Wednesday, October 15, 2008

Eia Au, Eia 'Oe.

It's really happening! Two nights ago G and I booked our tickets to Hawaii. We'll be there for three weeks, a time frame which I can already tell will be far too short to do and see everything I'd like to there, but at least it is something.

My mother, of course, is ecstatic about us coming. As are Barb and Doug, her best friends who are like my second parents and have seen me through every period and development in my life until this point. I already envision the long and dirty hikes we'll take through the mountains, rivers and forests that I learned to appreciate the beauty of far too late. I know that we will keep to the tradition of having sunset picnics at the beach where I took my first steps, looking out on the rock where we scattered Doug's father's ashes so many years ago. I know that everything and everyone around us will slow down to adjust to Hawaii Time while we are there, that we will stuff ourselves with fresh raw fish and tropical delicacies unheard of anywhere else in the world, that the air will smell like salt and rain and overripe mangoes hanging from the trees. But aside from all that, I wonder if I will be going back to the same little island that I left behind over six years ago, if two years has been long enough to change it as much as the two years therefore.
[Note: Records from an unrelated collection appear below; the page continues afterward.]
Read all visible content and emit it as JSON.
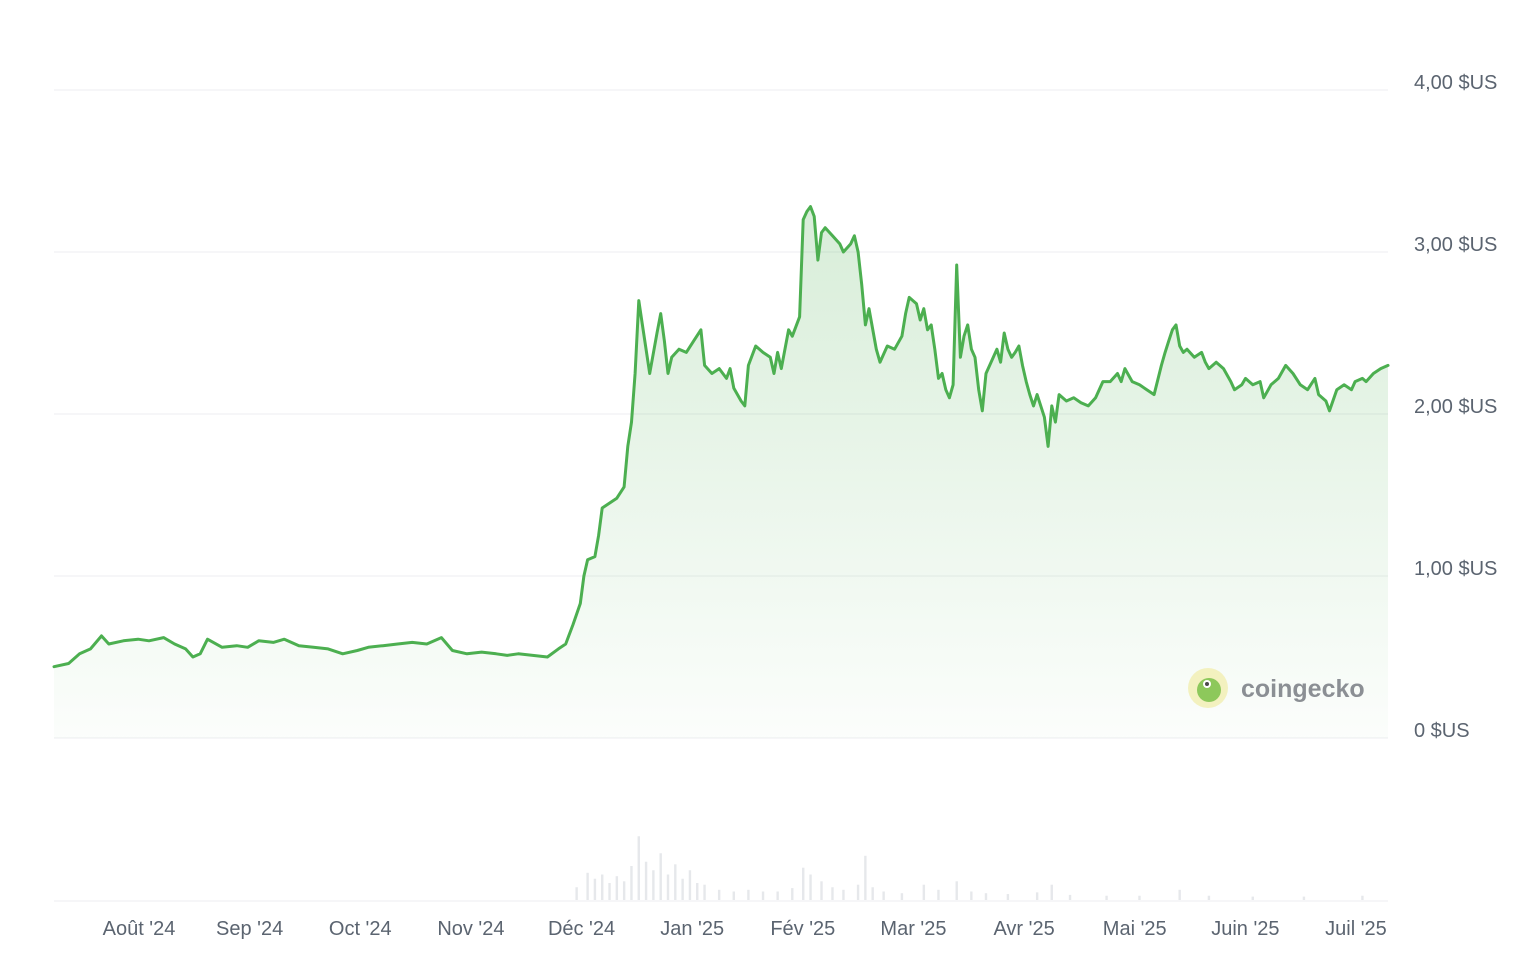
{
  "chart_data": {
    "type": "area",
    "title": "",
    "xlabel": "",
    "ylabel": "",
    "x_ticks": [
      "Août '24",
      "Sep '24",
      "Oct '24",
      "Nov '24",
      "Déc '24",
      "Jan '25",
      "Fév '25",
      "Mar '25",
      "Avr '25",
      "Mai '25",
      "Juin '25",
      "Juil '25"
    ],
    "y_ticks": [
      {
        "value": 4,
        "label": "4,00 $US"
      },
      {
        "value": 3,
        "label": "3,00 $US"
      },
      {
        "value": 2,
        "label": "2,00 $US"
      },
      {
        "value": 1,
        "label": "1,00 $US"
      },
      {
        "value": 0,
        "label": "0 $US"
      }
    ],
    "ylim": [
      0,
      4
    ],
    "xlim": [
      "2024-07-08",
      "2025-07-08"
    ],
    "grid": true,
    "line_color": "#4caf50",
    "fill_color": "#4caf50",
    "series": [
      {
        "values": [
          [
            "2024-07-08",
            0.44
          ],
          [
            "2024-07-12",
            0.46
          ],
          [
            "2024-07-15",
            0.52
          ],
          [
            "2024-07-18",
            0.55
          ],
          [
            "2024-07-21",
            0.63
          ],
          [
            "2024-07-23",
            0.58
          ],
          [
            "2024-07-27",
            0.6
          ],
          [
            "2024-07-31",
            0.61
          ],
          [
            "2024-08-03",
            0.6
          ],
          [
            "2024-08-07",
            0.62
          ],
          [
            "2024-08-10",
            0.58
          ],
          [
            "2024-08-13",
            0.55
          ],
          [
            "2024-08-15",
            0.5
          ],
          [
            "2024-08-17",
            0.52
          ],
          [
            "2024-08-19",
            0.61
          ],
          [
            "2024-08-23",
            0.56
          ],
          [
            "2024-08-27",
            0.57
          ],
          [
            "2024-08-30",
            0.56
          ],
          [
            "2024-09-02",
            0.6
          ],
          [
            "2024-09-06",
            0.59
          ],
          [
            "2024-09-09",
            0.61
          ],
          [
            "2024-09-13",
            0.57
          ],
          [
            "2024-09-17",
            0.56
          ],
          [
            "2024-09-21",
            0.55
          ],
          [
            "2024-09-25",
            0.52
          ],
          [
            "2024-09-29",
            0.54
          ],
          [
            "2024-10-02",
            0.56
          ],
          [
            "2024-10-06",
            0.57
          ],
          [
            "2024-10-10",
            0.58
          ],
          [
            "2024-10-14",
            0.59
          ],
          [
            "2024-10-18",
            0.58
          ],
          [
            "2024-10-22",
            0.62
          ],
          [
            "2024-10-25",
            0.54
          ],
          [
            "2024-10-29",
            0.52
          ],
          [
            "2024-11-02",
            0.53
          ],
          [
            "2024-11-06",
            0.52
          ],
          [
            "2024-11-09",
            0.51
          ],
          [
            "2024-11-12",
            0.52
          ],
          [
            "2024-11-16",
            0.51
          ],
          [
            "2024-11-20",
            0.5
          ],
          [
            "2024-11-23",
            0.55
          ],
          [
            "2024-11-25",
            0.58
          ],
          [
            "2024-11-27",
            0.7
          ],
          [
            "2024-11-29",
            0.83
          ],
          [
            "2024-11-30",
            1.0
          ],
          [
            "2024-12-01",
            1.1
          ],
          [
            "2024-12-03",
            1.12
          ],
          [
            "2024-12-04",
            1.25
          ],
          [
            "2024-12-05",
            1.42
          ],
          [
            "2024-12-07",
            1.45
          ],
          [
            "2024-12-09",
            1.48
          ],
          [
            "2024-12-11",
            1.55
          ],
          [
            "2024-12-12",
            1.8
          ],
          [
            "2024-12-13",
            1.95
          ],
          [
            "2024-12-14",
            2.25
          ],
          [
            "2024-12-15",
            2.7
          ],
          [
            "2024-12-16",
            2.55
          ],
          [
            "2024-12-18",
            2.25
          ],
          [
            "2024-12-20",
            2.5
          ],
          [
            "2024-12-21",
            2.62
          ],
          [
            "2024-12-22",
            2.45
          ],
          [
            "2024-12-23",
            2.25
          ],
          [
            "2024-12-24",
            2.35
          ],
          [
            "2024-12-26",
            2.4
          ],
          [
            "2024-12-28",
            2.38
          ],
          [
            "2024-12-30",
            2.45
          ],
          [
            "2025-01-01",
            2.52
          ],
          [
            "2025-01-02",
            2.3
          ],
          [
            "2025-01-04",
            2.25
          ],
          [
            "2025-01-06",
            2.28
          ],
          [
            "2025-01-08",
            2.22
          ],
          [
            "2025-01-09",
            2.28
          ],
          [
            "2025-01-10",
            2.16
          ],
          [
            "2025-01-12",
            2.08
          ],
          [
            "2025-01-13",
            2.05
          ],
          [
            "2025-01-14",
            2.3
          ],
          [
            "2025-01-16",
            2.42
          ],
          [
            "2025-01-18",
            2.38
          ],
          [
            "2025-01-20",
            2.35
          ],
          [
            "2025-01-21",
            2.25
          ],
          [
            "2025-01-22",
            2.38
          ],
          [
            "2025-01-23",
            2.28
          ],
          [
            "2025-01-25",
            2.52
          ],
          [
            "2025-01-26",
            2.48
          ],
          [
            "2025-01-28",
            2.6
          ],
          [
            "2025-01-29",
            3.2
          ],
          [
            "2025-01-30",
            3.25
          ],
          [
            "2025-01-31",
            3.28
          ],
          [
            "2025-02-01",
            3.22
          ],
          [
            "2025-02-02",
            2.95
          ],
          [
            "2025-02-03",
            3.12
          ],
          [
            "2025-02-04",
            3.15
          ],
          [
            "2025-02-06",
            3.1
          ],
          [
            "2025-02-08",
            3.05
          ],
          [
            "2025-02-09",
            3.0
          ],
          [
            "2025-02-11",
            3.05
          ],
          [
            "2025-02-12",
            3.1
          ],
          [
            "2025-02-13",
            3.0
          ],
          [
            "2025-02-14",
            2.8
          ],
          [
            "2025-02-15",
            2.55
          ],
          [
            "2025-02-16",
            2.65
          ],
          [
            "2025-02-18",
            2.4
          ],
          [
            "2025-02-19",
            2.32
          ],
          [
            "2025-02-21",
            2.42
          ],
          [
            "2025-02-23",
            2.4
          ],
          [
            "2025-02-25",
            2.48
          ],
          [
            "2025-02-26",
            2.62
          ],
          [
            "2025-02-27",
            2.72
          ],
          [
            "2025-02-28",
            2.7
          ],
          [
            "2025-03-01",
            2.68
          ],
          [
            "2025-03-02",
            2.58
          ],
          [
            "2025-03-03",
            2.65
          ],
          [
            "2025-03-04",
            2.52
          ],
          [
            "2025-03-05",
            2.55
          ],
          [
            "2025-03-06",
            2.4
          ],
          [
            "2025-03-07",
            2.22
          ],
          [
            "2025-03-08",
            2.25
          ],
          [
            "2025-03-09",
            2.15
          ],
          [
            "2025-03-10",
            2.1
          ],
          [
            "2025-03-11",
            2.18
          ],
          [
            "2025-03-12",
            2.92
          ],
          [
            "2025-03-13",
            2.35
          ],
          [
            "2025-03-14",
            2.48
          ],
          [
            "2025-03-15",
            2.55
          ],
          [
            "2025-03-16",
            2.4
          ],
          [
            "2025-03-17",
            2.35
          ],
          [
            "2025-03-18",
            2.15
          ],
          [
            "2025-03-19",
            2.02
          ],
          [
            "2025-03-20",
            2.25
          ],
          [
            "2025-03-22",
            2.35
          ],
          [
            "2025-03-23",
            2.4
          ],
          [
            "2025-03-24",
            2.32
          ],
          [
            "2025-03-25",
            2.5
          ],
          [
            "2025-03-26",
            2.4
          ],
          [
            "2025-03-27",
            2.35
          ],
          [
            "2025-03-28",
            2.38
          ],
          [
            "2025-03-29",
            2.42
          ],
          [
            "2025-03-30",
            2.3
          ],
          [
            "2025-03-31",
            2.2
          ],
          [
            "2025-04-01",
            2.12
          ],
          [
            "2025-04-02",
            2.05
          ],
          [
            "2025-04-03",
            2.12
          ],
          [
            "2025-04-05",
            1.98
          ],
          [
            "2025-04-06",
            1.8
          ],
          [
            "2025-04-07",
            2.05
          ],
          [
            "2025-04-08",
            1.95
          ],
          [
            "2025-04-09",
            2.12
          ],
          [
            "2025-04-11",
            2.08
          ],
          [
            "2025-04-13",
            2.1
          ],
          [
            "2025-04-15",
            2.07
          ],
          [
            "2025-04-17",
            2.05
          ],
          [
            "2025-04-19",
            2.1
          ],
          [
            "2025-04-21",
            2.2
          ],
          [
            "2025-04-23",
            2.2
          ],
          [
            "2025-04-25",
            2.25
          ],
          [
            "2025-04-26",
            2.2
          ],
          [
            "2025-04-27",
            2.28
          ],
          [
            "2025-04-29",
            2.2
          ],
          [
            "2025-05-01",
            2.18
          ],
          [
            "2025-05-03",
            2.15
          ],
          [
            "2025-05-05",
            2.12
          ],
          [
            "2025-05-07",
            2.3
          ],
          [
            "2025-05-08",
            2.38
          ],
          [
            "2025-05-09",
            2.45
          ],
          [
            "2025-05-10",
            2.52
          ],
          [
            "2025-05-11",
            2.55
          ],
          [
            "2025-05-12",
            2.42
          ],
          [
            "2025-05-13",
            2.38
          ],
          [
            "2025-05-14",
            2.4
          ],
          [
            "2025-05-16",
            2.35
          ],
          [
            "2025-05-18",
            2.38
          ],
          [
            "2025-05-19",
            2.32
          ],
          [
            "2025-05-20",
            2.28
          ],
          [
            "2025-05-22",
            2.32
          ],
          [
            "2025-05-24",
            2.28
          ],
          [
            "2025-05-26",
            2.2
          ],
          [
            "2025-05-27",
            2.15
          ],
          [
            "2025-05-29",
            2.18
          ],
          [
            "2025-05-30",
            2.22
          ],
          [
            "2025-06-01",
            2.18
          ],
          [
            "2025-06-03",
            2.2
          ],
          [
            "2025-06-04",
            2.1
          ],
          [
            "2025-06-06",
            2.18
          ],
          [
            "2025-06-08",
            2.22
          ],
          [
            "2025-06-10",
            2.3
          ],
          [
            "2025-06-12",
            2.25
          ],
          [
            "2025-06-14",
            2.18
          ],
          [
            "2025-06-16",
            2.15
          ],
          [
            "2025-06-18",
            2.22
          ],
          [
            "2025-06-19",
            2.12
          ],
          [
            "2025-06-21",
            2.08
          ],
          [
            "2025-06-22",
            2.02
          ],
          [
            "2025-06-24",
            2.15
          ],
          [
            "2025-06-26",
            2.18
          ],
          [
            "2025-06-28",
            2.15
          ],
          [
            "2025-06-29",
            2.2
          ],
          [
            "2025-07-01",
            2.22
          ],
          [
            "2025-07-02",
            2.2
          ],
          [
            "2025-07-04",
            2.25
          ],
          [
            "2025-07-06",
            2.28
          ],
          [
            "2025-07-08",
            2.3
          ]
        ]
      }
    ],
    "volume_bars": {
      "color": "#e6e8eb",
      "note": "relative trading volume shown as faint bars beneath the price area",
      "values": [
        [
          "2024-11-28",
          0.15
        ],
        [
          "2024-12-01",
          0.32
        ],
        [
          "2024-12-03",
          0.25
        ],
        [
          "2024-12-05",
          0.3
        ],
        [
          "2024-12-07",
          0.2
        ],
        [
          "2024-12-09",
          0.28
        ],
        [
          "2024-12-11",
          0.22
        ],
        [
          "2024-12-13",
          0.4
        ],
        [
          "2024-12-15",
          0.75
        ],
        [
          "2024-12-17",
          0.45
        ],
        [
          "2024-12-19",
          0.35
        ],
        [
          "2024-12-21",
          0.55
        ],
        [
          "2024-12-23",
          0.3
        ],
        [
          "2024-12-25",
          0.42
        ],
        [
          "2024-12-27",
          0.25
        ],
        [
          "2024-12-29",
          0.35
        ],
        [
          "2024-12-31",
          0.2
        ],
        [
          "2025-01-02",
          0.18
        ],
        [
          "2025-01-06",
          0.12
        ],
        [
          "2025-01-10",
          0.1
        ],
        [
          "2025-01-14",
          0.12
        ],
        [
          "2025-01-18",
          0.1
        ],
        [
          "2025-01-22",
          0.1
        ],
        [
          "2025-01-26",
          0.14
        ],
        [
          "2025-01-29",
          0.38
        ],
        [
          "2025-01-31",
          0.3
        ],
        [
          "2025-02-03",
          0.22
        ],
        [
          "2025-02-06",
          0.15
        ],
        [
          "2025-02-09",
          0.12
        ],
        [
          "2025-02-13",
          0.18
        ],
        [
          "2025-02-15",
          0.52
        ],
        [
          "2025-02-17",
          0.15
        ],
        [
          "2025-02-20",
          0.1
        ],
        [
          "2025-02-25",
          0.08
        ],
        [
          "2025-03-03",
          0.18
        ],
        [
          "2025-03-07",
          0.12
        ],
        [
          "2025-03-12",
          0.22
        ],
        [
          "2025-03-16",
          0.1
        ],
        [
          "2025-03-20",
          0.08
        ],
        [
          "2025-03-26",
          0.07
        ],
        [
          "2025-04-03",
          0.09
        ],
        [
          "2025-04-07",
          0.18
        ],
        [
          "2025-04-12",
          0.06
        ],
        [
          "2025-04-22",
          0.05
        ],
        [
          "2025-05-01",
          0.05
        ],
        [
          "2025-05-12",
          0.12
        ],
        [
          "2025-05-20",
          0.05
        ],
        [
          "2025-06-01",
          0.04
        ],
        [
          "2025-06-15",
          0.04
        ],
        [
          "2025-07-01",
          0.05
        ]
      ]
    }
  },
  "watermark": {
    "text": "coingecko",
    "icon": "coingecko-logo-icon"
  }
}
I've never had a problem with change. If anything, I've embraced it, excited to see where it would take me, how it would shape me as a person. But I think I owe this openness, in part, to the fact that deep down I've known that this little island paradise I called home for the first eighteen years of my life was always there, always ready to welcome me back with open arms, and remaining, for the most part, the same place that it always was. This time around, however, I have no way of knowing what to expect when I arrive. I know, for example, that Barb and Doug have spent the last few years making renovations in the house that I spent a huge part of my childhood in. I know that many of the people I knew there have moved on, like me, leaving that little piece of paradise in the middle of the Pacific behind in search of new adventures. I know that the development of the island has continued, that the secluded and secret little beaches of my youth have long since been raved about in the travel guides and opened to the public by means of paved roads and showering facilities. So the question that keeps nagging at me now, despite my excitement and my longing to be back there, is whether or not I'll be returning to my Hawaii or to a place that bears only a faint resemblance to it.
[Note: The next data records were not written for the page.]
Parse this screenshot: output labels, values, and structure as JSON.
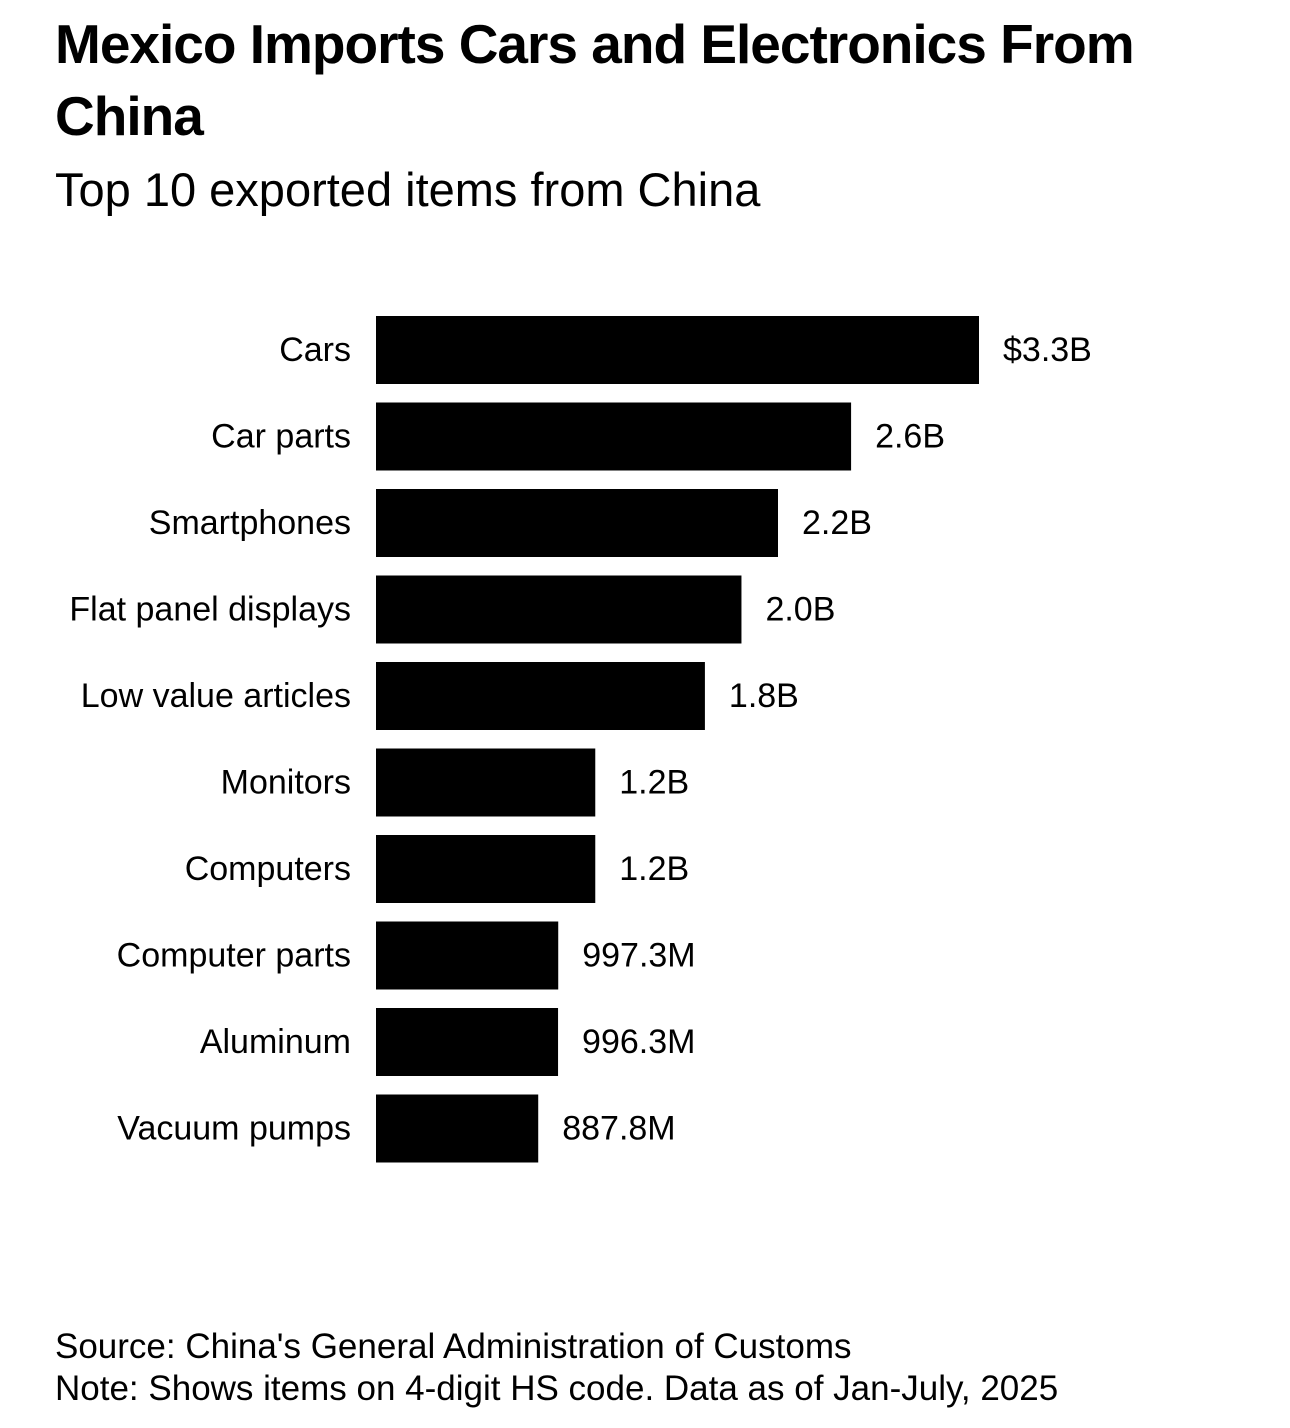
{
  "chart_data": {
    "type": "barh",
    "title": "Mexico Imports Cars and Electronics From China",
    "subtitle": "Top 10 exported items from China",
    "categories": [
      "Cars",
      "Car parts",
      "Smartphones",
      "Flat panel displays",
      "Low value articles",
      "Monitors",
      "Computers",
      "Computer parts",
      "Aluminum",
      "Vacuum pumps"
    ],
    "values": [
      3300000000,
      2600000000,
      2200000000,
      2000000000,
      1800000000,
      1200000000,
      1200000000,
      997300000,
      996300000,
      887800000
    ],
    "value_labels": [
      "$3.3B",
      "2.6B",
      "2.2B",
      "2.0B",
      "1.8B",
      "1.2B",
      "1.2B",
      "997.3M",
      "996.3M",
      "887.8M"
    ],
    "color": "#000000",
    "source": "Source: China's General Administration of Customs",
    "note": "Note: Shows items on 4-digit HS code. Data as of Jan-July, 2025"
  }
}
Either way, I'm so happy that I will be able to introduce G to my mom and allow him to see yet another tiny piece of myself. I'm happy that he will get to see Barb and Doug again and spend time getting to know them better. He is the third person that I have taken home with me to meet my family and see my home since moving away. The first was Q, even before I had decided to pack my bags and hop on a plane to Europe to start a new life here. He stayed for two weeks, charmed the pants off of everyone and everything around him and left a permanent impression that would follow him through his several other visits over the next few years. Then there was a boyfriend in my second year at uni that, despite my better judgement, I took home with me for the summer. This visit, in contrast, turned into a complete disaster which resulted in us breaking up before we even set foot on my island and fighting viciously until he got sent home just a few days after our arrival. My relationship with my mother is still recovering from this nightmarish experience, which is why I completely understand her mix of excitement and apprehension about this visit. Luckily, I was able to introduce G to Barb and Doug a few months ago when they were here on vacation and despite the fact that they only spent a few days with him, they left singing his praises and reassuring my mother with their approval.
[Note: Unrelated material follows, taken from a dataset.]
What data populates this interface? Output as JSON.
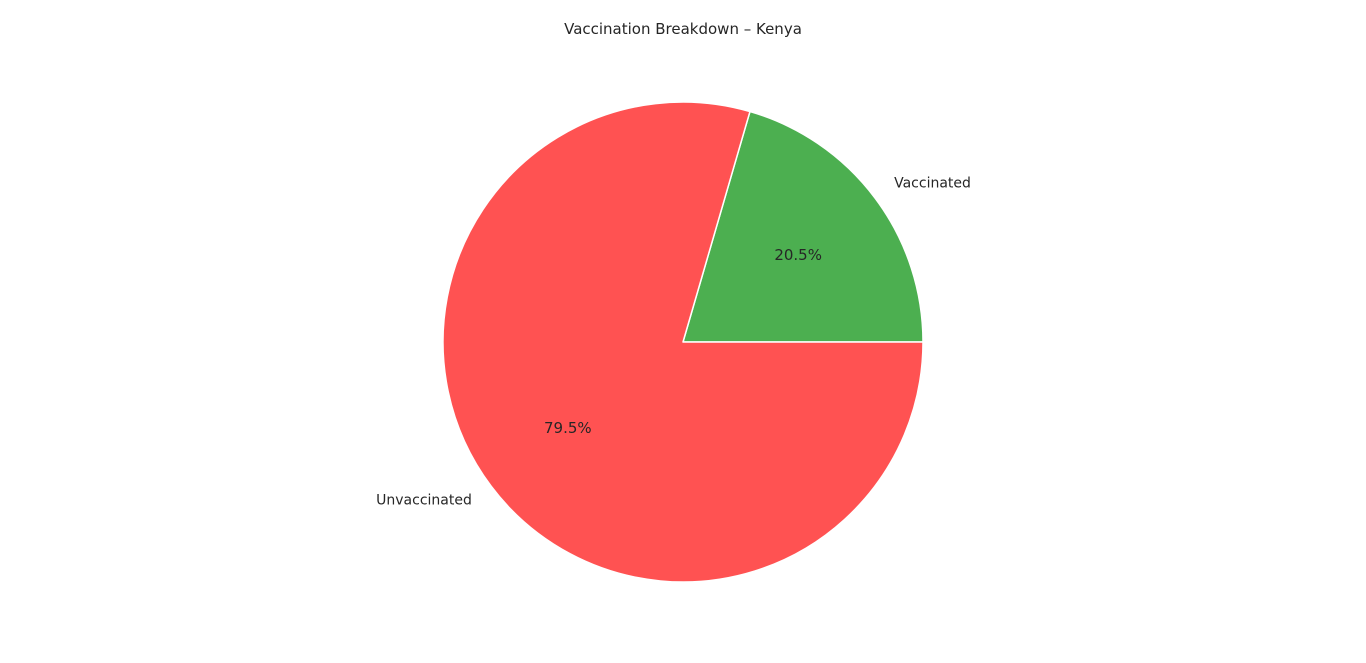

It is interesting to me how allowing someone to become a part of your life includes showing them all the things which make you the person you are. Not just the good, the happy, and the beautiful aspects, but also the difficult, complex and harshly real elements as well. I know that G will fall in love with my island, with the traditions, customs, and sheer aesthetic beauty of it all. But I also wonder how he will react to what lies beneath all that. Will he understand my difficult and turbulent relationship with my mother? Will he be able to appreciate that the beauty of everything there is lined with undertones of astonishing poverty? Will he realize how difficult it is for me to accept that tourism is a vital economic element there, yet that I sometimes have to resist the urge to tell the odd tourist how I despise him and his bloated, pale, spoiled children for littering on our beaches, tearing up our protected roads with his rented SUV, for his thinly-veiled pretense of superiority and grating mainland accent that incite pure contempt and hate that I never knew I had inside me? I think he will. Because I will take the time to explain these things to him, to show him how even these things are vital elements which make up my past, my present and, undoubtedly, my future. Because he is open, flexible and understanding, which are some of the things which made me fall in love with him in the first place.

I am going home! And I am taking with me an important piece of my new home, connecting one part of my life and myself to another. I have no way of knowing what exactly lies in store for me when I get there. But I am looking forward to it more than I ever could have imagined. Mahalo E Ke Akua No Keia La!